About the Interviewee:

Dr. Martin Marty is the Fairfax M. Cone Distinguished Service Professor Emeritus at the University of Chicago, where he taught for 35 years mostly in the Divinity School. He has been a columnist, editor and frequent contributor to a variety of publications. He has written more than 60 books including, Righteous Empire and Modern American Religion and written or contributed to hundreds of articles. Ordained a Lutheran minister in 1952, he served parishes in the Chicago area until joining the University of Chicago faculty in 1963.

Dr. Marty was president of the American Academy of Religion, the American Society of Church History, and the American Catholic Historical Association. He has served on two U. S. Presidential Commissions and was director of both the Fundamentalism Project of the American Academy of Arts and Sciences and the Public Religion Project at the University of Chicago (sponsored by the Pew Charitable Trust).

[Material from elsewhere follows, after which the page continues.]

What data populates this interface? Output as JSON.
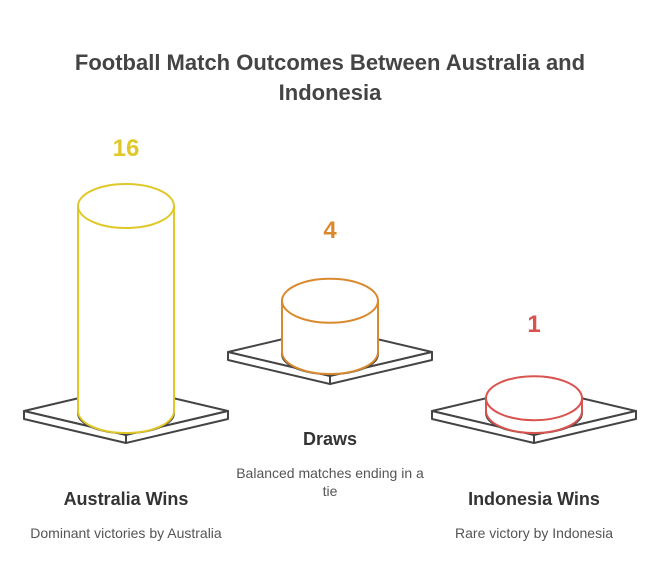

Dr. Martin Marty has received many honors including 80 honorary degrees and several public service medals.

About the Interviewer:

Dr. Alfred Benney is a professor of Religious Studies at Fairfield University. He has a Ph.D in Theology from the Hartford Seminary Foundation and teaches courses in Non-Traditional American Religions and Christian Religious Thought. His research interests include "how people learn"; "the appropriate use of technology in teaching/learning" and "myth as explanatory narrative". He has published work on teaching with technology.